Some moral claims are more easily asserted with a truth-apt attitude than others.
Someone of moderate intelligence with a well-founded distinction will often avoid errors into which more intelligent people may still fall.
We only recognize that there are composite things by discovering that things change; observing changing things we discover that there are composite things.
A serious account of belief change requires looking not merely at support and possible inferential pathways but also at saliences.
Cause is that which links change and invariance.
natural classification as a limit concept
the intrinsically causal character of evidential reasoning -- we recognize something as evidential by putting it in a causal framework
It only makes sense to talk about reducing (say) biology to physics if biology and physics are concerned with finding the same general kind of thing.
Experimental reasoning is a form of reasoning involving examples and counterexamples.
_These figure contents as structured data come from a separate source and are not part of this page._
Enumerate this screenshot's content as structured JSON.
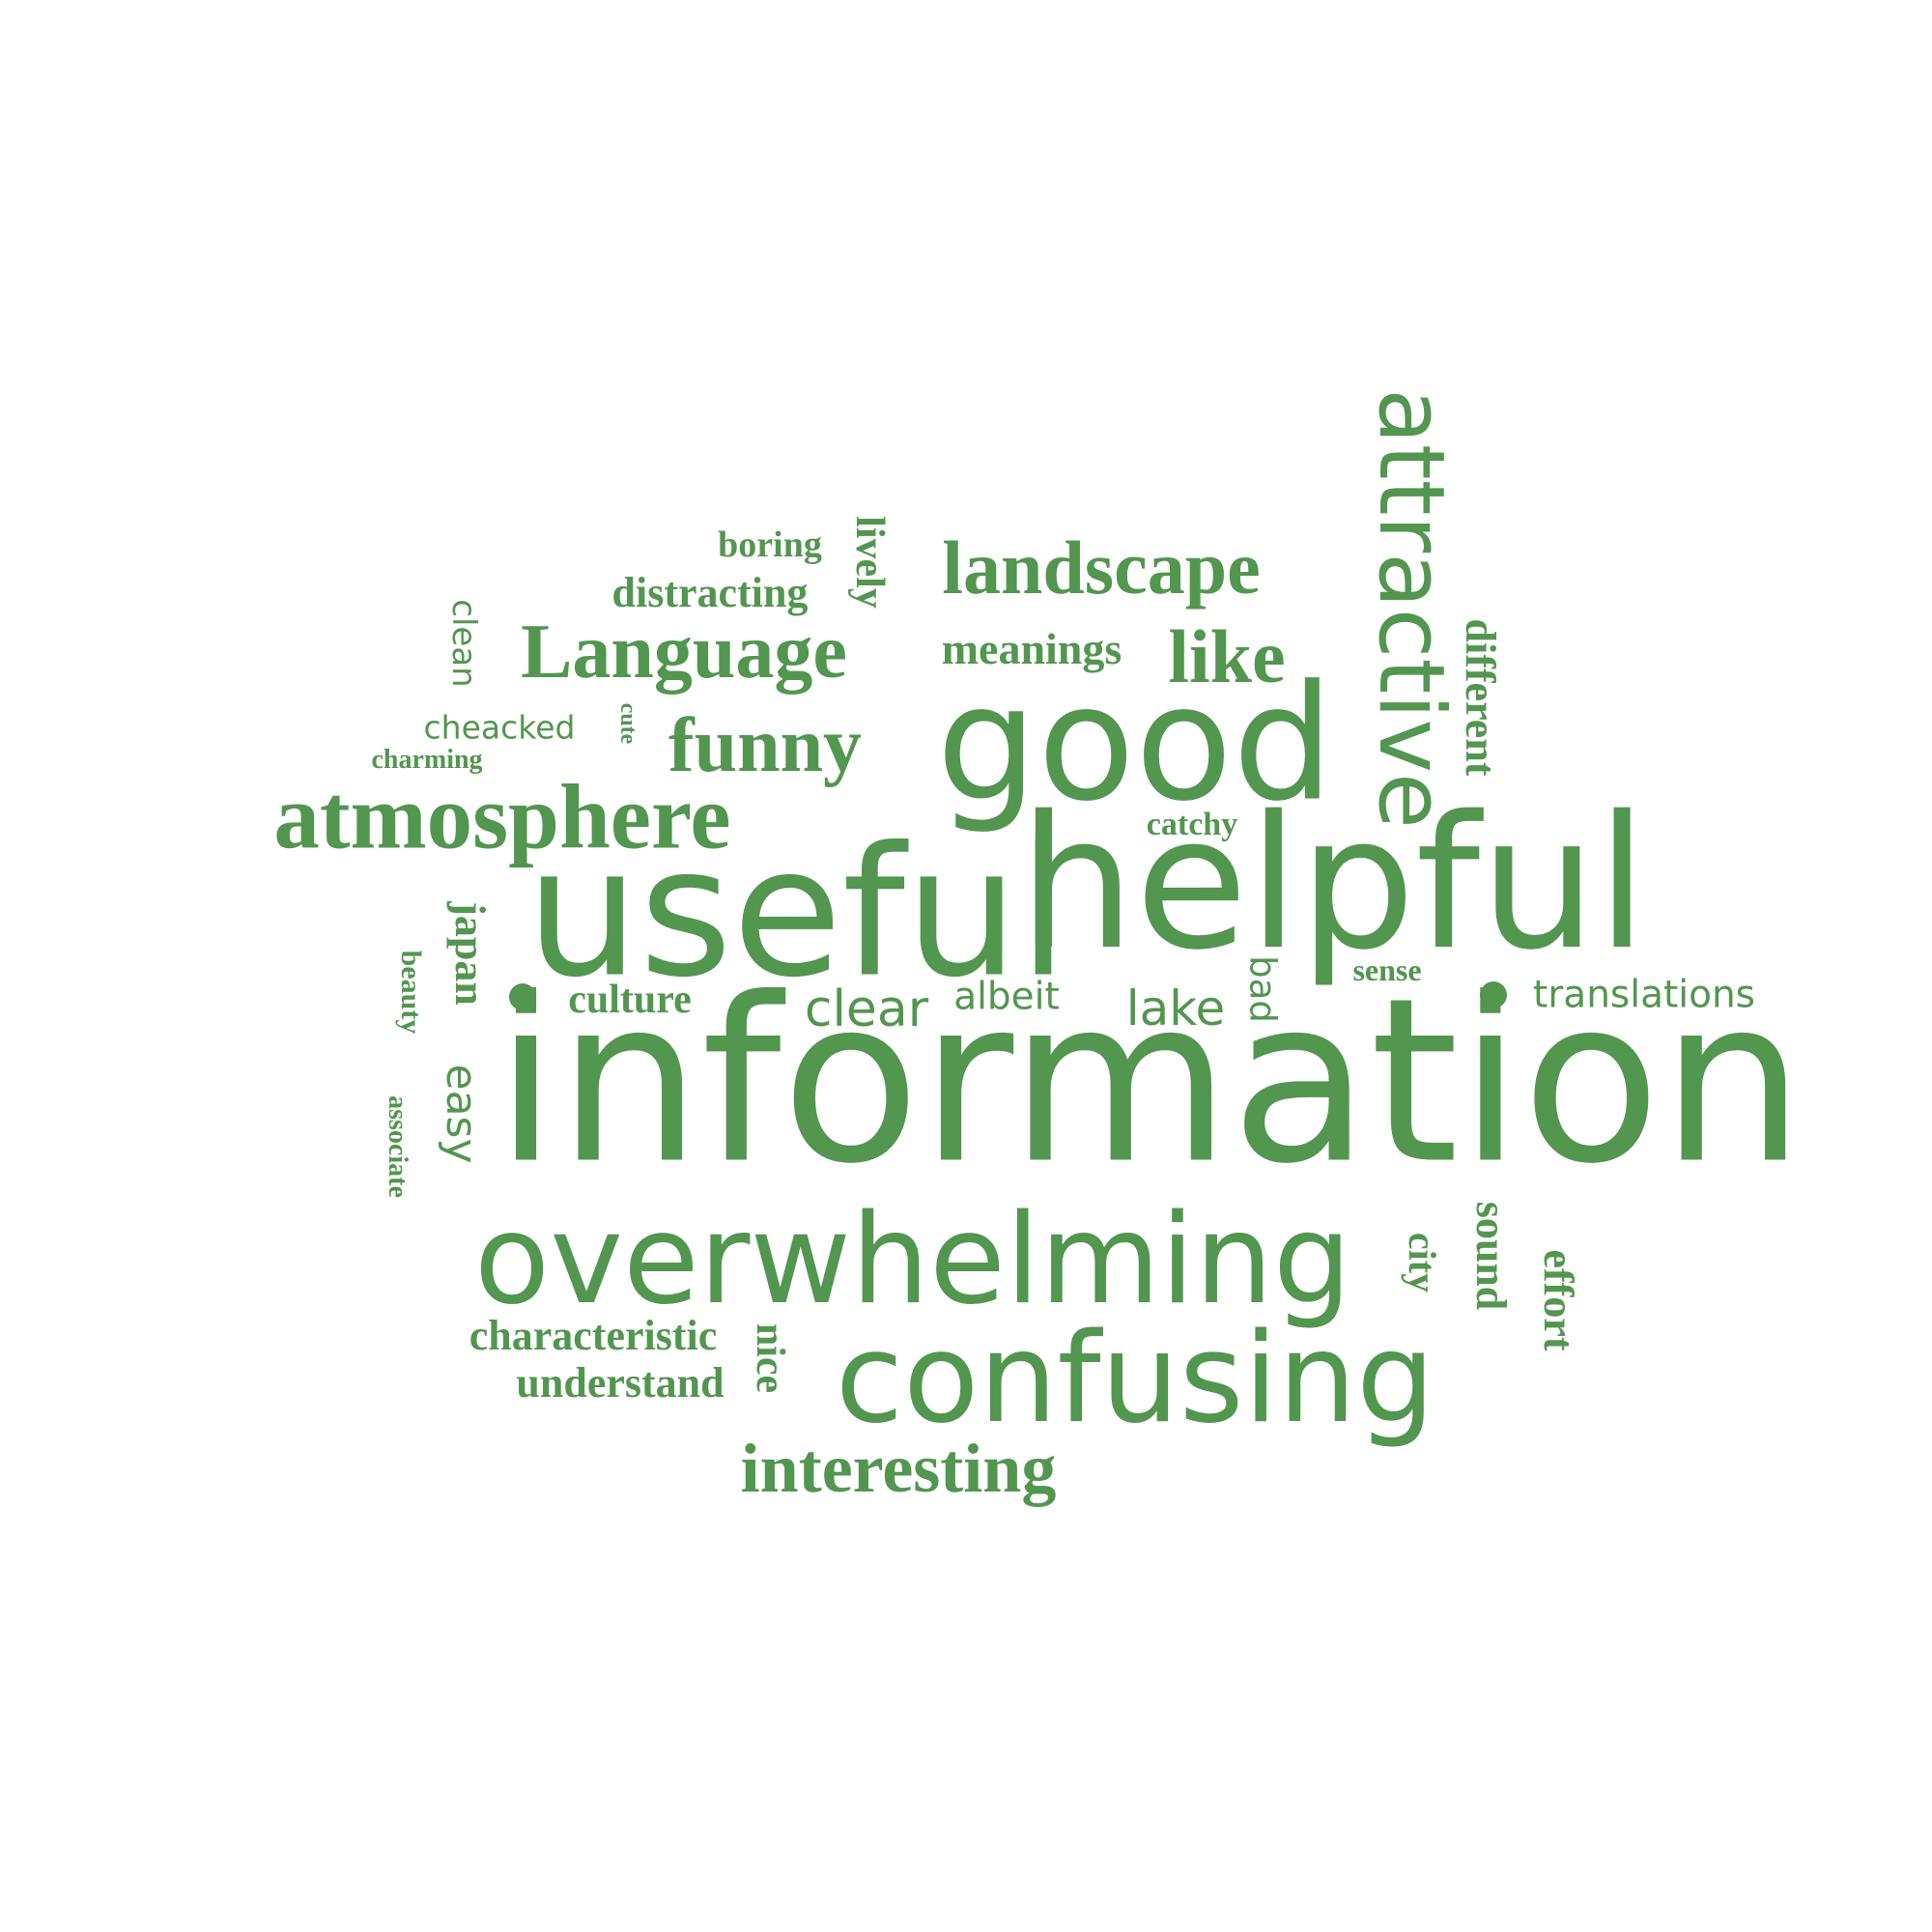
{
  "color": "#52964f",
  "words": {
    "information": "information",
    "useful": "useful",
    "helpful": "helpful",
    "good": "good",
    "overwhelming": "overwhelming",
    "confusing": "confusing",
    "atmosphere": "atmosphere",
    "attractive": "attractive",
    "language": "Language",
    "landscape": "landscape",
    "funny": "funny",
    "like": "like",
    "interesting": "interesting",
    "meanings": "meanings",
    "distracting": "distracting",
    "boring": "boring",
    "lively": "lively",
    "clean": "clean",
    "cute": "cute",
    "cheacked": "cheacked",
    "charming": "charming",
    "different": "different",
    "catchy": "catchy",
    "japan": "japan",
    "beauty": "beauty",
    "culture": "culture",
    "clear": "clear",
    "albeit": "albeit",
    "lake": "lake",
    "bad": "bad",
    "sense": "sense",
    "translations": "translations",
    "easy": "easy",
    "associate": "associate",
    "characteristic": "characteristic",
    "understand": "understand",
    "nice": "nice",
    "city": "city",
    "sound": "sound",
    "effort": "effort"
  }
}
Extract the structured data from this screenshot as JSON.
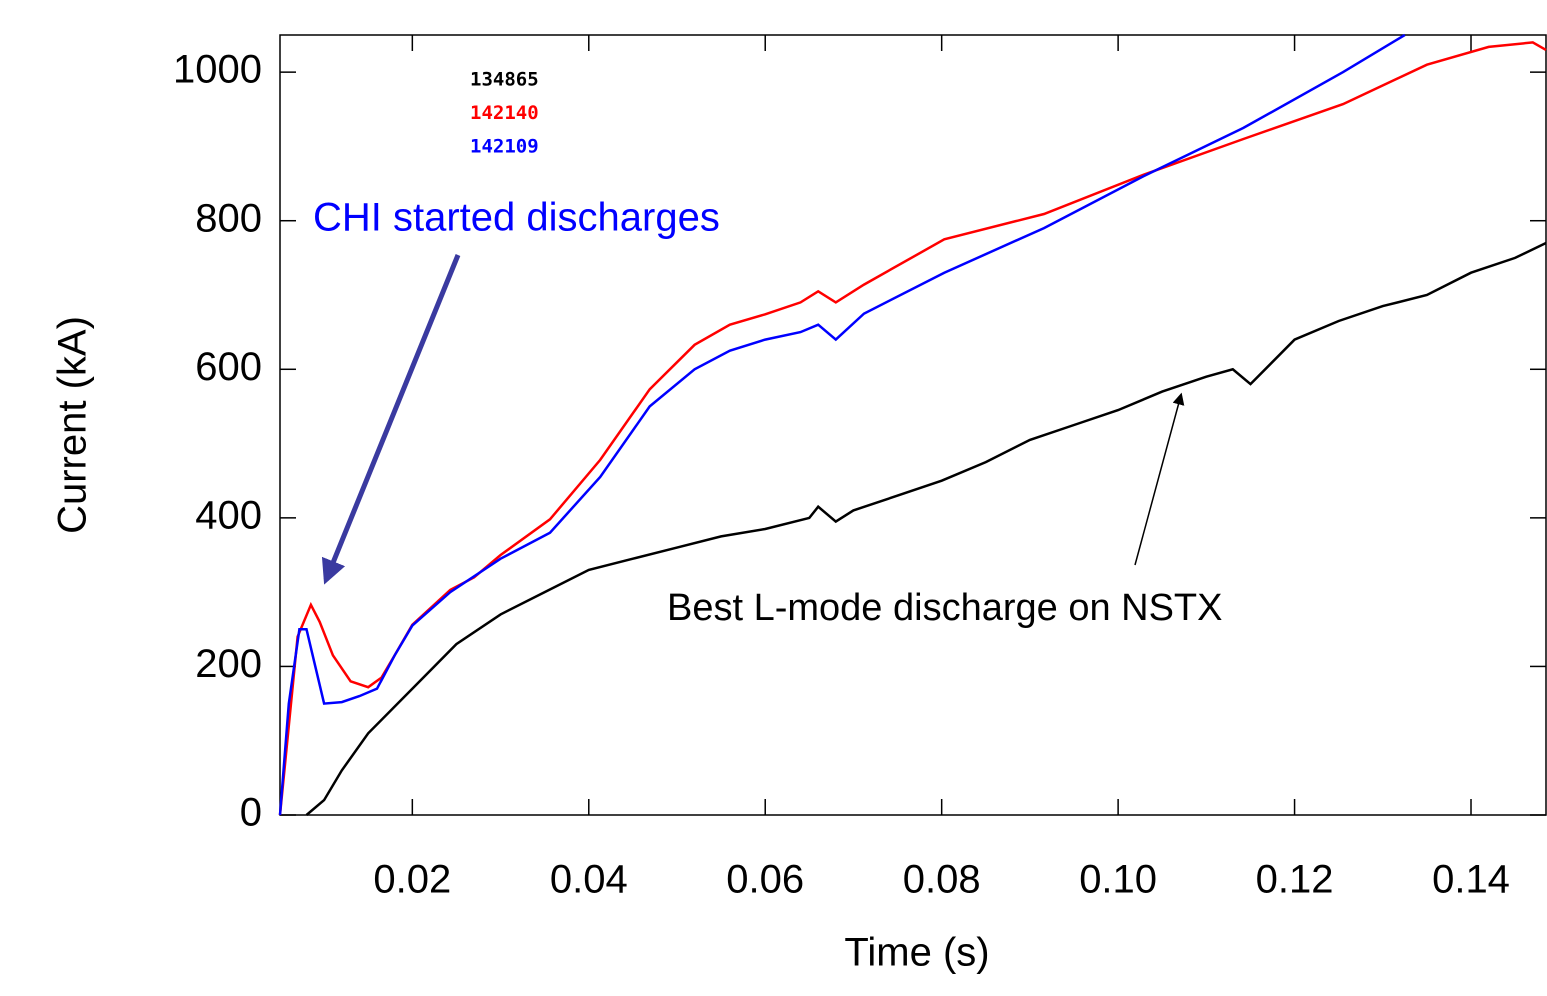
{
  "chart_data": {
    "type": "line",
    "xlabel": "Time (s)",
    "ylabel": "Current (kA)",
    "xlim": [
      0.005,
      0.1485
    ],
    "ylim": [
      0,
      1050
    ],
    "xticks": [
      0.02,
      0.04,
      0.06,
      0.08,
      {
        "value": 0.1,
        "label": "0.10"
      },
      0.12,
      0.14
    ],
    "yticks": [
      0,
      200,
      400,
      600,
      800,
      1000
    ],
    "grid": false,
    "annotations": [
      "CHI started discharges",
      "Best L-mode discharge on NSTX"
    ],
    "series": [
      {
        "name": "134865",
        "color": "#000000",
        "x": [
          0.008,
          0.01,
          0.012,
          0.015,
          0.02,
          0.025,
          0.03,
          0.035,
          0.04,
          0.045,
          0.05,
          0.055,
          0.06,
          0.065,
          0.066,
          0.068,
          0.07,
          0.075,
          0.08,
          0.085,
          0.09,
          0.095,
          0.1,
          0.105,
          0.11,
          0.113,
          0.115,
          0.12,
          0.125,
          0.13,
          0.135,
          0.14,
          0.145,
          0.1485
        ],
        "values": [
          0,
          20,
          60,
          110,
          170,
          230,
          270,
          300,
          330,
          345,
          360,
          375,
          385,
          400,
          415,
          395,
          410,
          430,
          450,
          475,
          505,
          525,
          545,
          570,
          590,
          600,
          580,
          640,
          665,
          685,
          700,
          730,
          750,
          770
        ]
      },
      {
        "name": "142140",
        "color": "#ff0000",
        "x": [
          0.005,
          0.006,
          0.007,
          0.0085,
          0.0095,
          0.011,
          0.013,
          0.015,
          0.0165,
          0.018,
          0.02,
          0.0243,
          0.027,
          0.03,
          0.0356,
          0.0413,
          0.0469,
          0.052,
          0.056,
          0.06,
          0.064,
          0.066,
          0.068,
          0.0712,
          0.0803,
          0.0916,
          0.1029,
          0.1142,
          0.1255,
          0.135,
          0.142,
          0.147,
          0.1485
        ],
        "values": [
          0,
          120,
          240,
          283,
          260,
          215,
          180,
          172,
          185,
          215,
          256,
          303,
          320,
          350,
          398,
          478,
          573,
          633,
          660,
          674,
          690,
          705,
          690,
          714,
          775,
          809,
          862,
          910,
          957,
          1010,
          1034,
          1040,
          1030
        ]
      },
      {
        "name": "142109",
        "color": "#0000ff",
        "x": [
          0.005,
          0.006,
          0.0072,
          0.008,
          0.009,
          0.01,
          0.012,
          0.014,
          0.016,
          0.018,
          0.02,
          0.0243,
          0.03,
          0.0356,
          0.0413,
          0.0469,
          0.052,
          0.056,
          0.06,
          0.064,
          0.066,
          0.068,
          0.0712,
          0.0803,
          0.0916,
          0.1029,
          0.1142,
          0.1255,
          0.1325
        ],
        "values": [
          0,
          150,
          250,
          250,
          200,
          150,
          152,
          160,
          170,
          215,
          255,
          300,
          345,
          380,
          455,
          550,
          600,
          625,
          640,
          650,
          660,
          640,
          675,
          730,
          790,
          860,
          925,
          1000,
          1050
        ]
      }
    ]
  }
}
History is founded on love of story and on love of that of which one tells the tale.
Virtue is the prize of virtue.
election systems as ways of mapping votes to votes in a constrained way (unfiltered votes to filtered, personal to electoral, votes for a representative to representative as voting record)
Kabbalah is nothing other than teh internal logic of Hebrew as a hieratic language.
Liturgical reasoning, like legal reasoning, involves using precedent in order to handle new situations. (The similarity, I think, runs more deeply than just structural.)
authority/law and the Fourth Way (indirect way of looking at good as a transcendental)
Double effect concerns material cooperation.